A 15-year-old British girl was prevented from returning to her school in the UK for six weeks after a trip to see her grandmother in Italy because of the Home Office's new rule requiring dual British nationals to have a British passport to get back into the country.
The girl, who was stranded in Rome in April, is just the latest of a number of children and young adults hit by a new Labour government rule that came into force in February.
New Rule and Its Impact
Under the rules, dual nationals risk being denied boarding of a flight, train or ferry if they do not present a British passport, current or expired, or a “certificate of entitlement”, costing £589, attached to the passport of their second nationality.
Rowan Somerville, an author and the father of the 15-year-old, has sharply criticised the Home Office and the Foreign Office for being unable to help a British child return to school because of a new rule they created.
Other Affected Individuals
Others hit by the new Home Office rule included a young British woman trying to come home from Spain and children returning from Denmark. Many have complained of inadequate communication with the public.
In April, Somerville’s daughter was refused boarding for the flight home to the UK, where she lives. “The embassy, the Home Office and the Foreign Office bounced us from one to another,” he said.
Bureaucratic Nightmare
“They are playing with people’s lives, a child’s education. It is loathsome,” said Somerville. The Home Office could not issue the girl’s parents with a temporary passport on the grounds she did not have a British passport in the first place, said Somerville.
Her school implored government departments to intervene, writing to say they were “increasingly concerned about her prolonged absence from education”.
Somerville’s local MP Joe Powell also made representations to the Home Office and eventually the FCDO issued her with a emergency travel document.
Powell said he would be writing to the immigration minister, Mike Tapp, to ensure no other schoolchildren are left stranded by the Home Office rules, which were not communicated meaningfully to the public.
“Despite having a British parent, two valid passports, and having been at school in the UK since nursery, changes to Home Office rules resulted in her being stuck in Rome and missing six weeks of school,” he said.
“Thankfully, we were able to help and she’s now at home and back in school, but unfortunately this was not an isolated case, and it raises serious concerns about how government departments communicate policy changes once they’ve been introduced – and support those who have slipped through the net.”

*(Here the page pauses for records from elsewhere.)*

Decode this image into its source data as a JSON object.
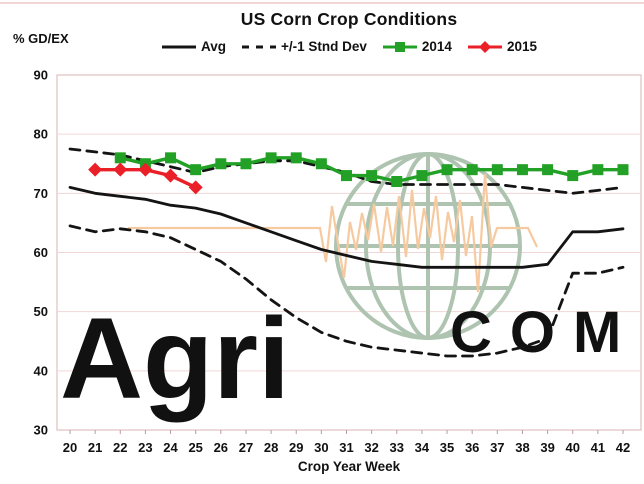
{
  "page": {
    "title": "US Corn Crop Conditions",
    "y_axis_unit_label": "% GD/EX",
    "x_axis_label": "Crop Year Week"
  },
  "legend": [
    {
      "label": "Avg",
      "swatch": "solid-line",
      "color": "#141414"
    },
    {
      "label": "+/-1 Stnd Dev",
      "swatch": "dashed-line",
      "color": "#141414"
    },
    {
      "label": "2014",
      "swatch": "square-line",
      "color": "#23a126"
    },
    {
      "label": "2015",
      "swatch": "diamond-line",
      "color": "#ea1f28"
    }
  ],
  "colors": {
    "avg_line": "#141414",
    "std_dev_line": "#141414",
    "series_2014": "#23a126",
    "series_2015": "#ea1f28",
    "gridline": "#f0d6d6",
    "plot_frame": "#dfc0c0",
    "tick_mark": "#bd9a9a",
    "watermark_globe": "#aec4b0",
    "watermark_ekg": "#f6caa0",
    "watermark_text": "rgba(130,155,130,0.08)"
  },
  "watermark": {
    "left_text": "Agri",
    "right_text": "COM"
  },
  "chart_data": {
    "type": "line",
    "title": "US Corn Crop Conditions",
    "xlabel": "Crop Year Week",
    "ylabel": "% GD/EX",
    "x_ticks": [
      20,
      21,
      22,
      23,
      24,
      25,
      26,
      27,
      28,
      29,
      30,
      31,
      32,
      33,
      34,
      35,
      36,
      37,
      38,
      39,
      40,
      41,
      42
    ],
    "y_ticks": [
      90,
      80,
      70,
      60,
      50,
      40,
      30
    ],
    "ylim": [
      30,
      90
    ],
    "grid": true,
    "legend_position": "top-center",
    "series": [
      {
        "name": "Avg",
        "style": "solid",
        "marker": "none",
        "color": "#141414",
        "x_start": 20,
        "values": [
          71,
          70,
          69.5,
          69,
          68,
          67.5,
          66.5,
          65,
          63.5,
          62,
          60.5,
          59.5,
          58.5,
          58,
          57.5,
          57.5,
          57.5,
          57.5,
          57.5,
          58,
          63.5,
          63.5,
          64
        ]
      },
      {
        "name": "+1 Stnd Dev",
        "style": "dashed",
        "marker": "none",
        "color": "#141414",
        "x_start": 20,
        "values": [
          77.5,
          77,
          76.5,
          75.5,
          74.5,
          73.5,
          74.5,
          75,
          75.5,
          75.5,
          74.5,
          73.5,
          72,
          71.5,
          71.5,
          71.5,
          71.5,
          71.5,
          71,
          70.5,
          70,
          70.5,
          71
        ]
      },
      {
        "name": "-1 Stnd Dev",
        "style": "dashed",
        "marker": "none",
        "color": "#141414",
        "x_start": 20,
        "values": [
          64.5,
          63.5,
          64,
          63.5,
          62.5,
          60.5,
          58.5,
          55.5,
          52,
          49,
          46.5,
          45,
          44,
          43.5,
          43,
          42.5,
          42.5,
          43,
          44,
          45.5,
          56.5,
          56.5,
          57.5
        ]
      },
      {
        "name": "2014",
        "style": "solid",
        "marker": "square",
        "color": "#23a126",
        "x_start": 22,
        "values": [
          76,
          75,
          76,
          74,
          75,
          75,
          76,
          76,
          75,
          73,
          73,
          72,
          73,
          74,
          74,
          74,
          74,
          74,
          73,
          74,
          74
        ]
      },
      {
        "name": "2015",
        "style": "solid",
        "marker": "diamond",
        "color": "#ea1f28",
        "x_start": 21,
        "values": [
          74,
          74,
          74,
          73,
          71
        ]
      }
    ]
  }
}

Passport Application Delays
Somerville described the process as a bureaucratic nightmare, topped by another three months trying to get his daughter the British passport she now requires, something the government website says takes three weeks.
He praised the “remarkable kindness” and “willingness to help” of the frontline customer service centre at the Passport Office, but said after that he hit a wall of “stupidity”.
To illustrate the Kafkaesque nightmare dealing with the passport, he said that at one point he got a call from a senior official to tell him they could no longer talk to him as his daughter had turned 16.
“I told them I had spoken to 14 different people in their office and, instead of resolving the complaint, they were phoning me to tell me they couldn’t speak to me. It beggars belief.
“This is the kind of general circumlocution that goes on, the sheer lack of intelligent use of manpower.
“They should be focusing on real cases, which need effort.
“The frontline customer staff are very kind. But it is not their fault they are impotent.”
Home Office Response
Previously, the Home Office has dismissed as “absurd” the idea that it did not communicate the rule change, arguing it had done so on the gov.uk website.
A Home Office spokesperson said Sommerville’s daughter “was granted an emergency travel document in May, enabling them to return to the UK”, but did not offer comment on the issue of a minor being refused return to her home country and missing six weeks of school.
They added: “We also remained in contact regarding a passport application, and once the required information was received and checks were concluded, a passport was issued within eight days.”
They said that since February “all dual British citizens have needed to present either a valid British passport or certificate of entitlement when travelling to the UK. Without one, carriers cannot verify British citizenship, which may lead to delays or refused boarding.”
The FCDO has been approached for comment.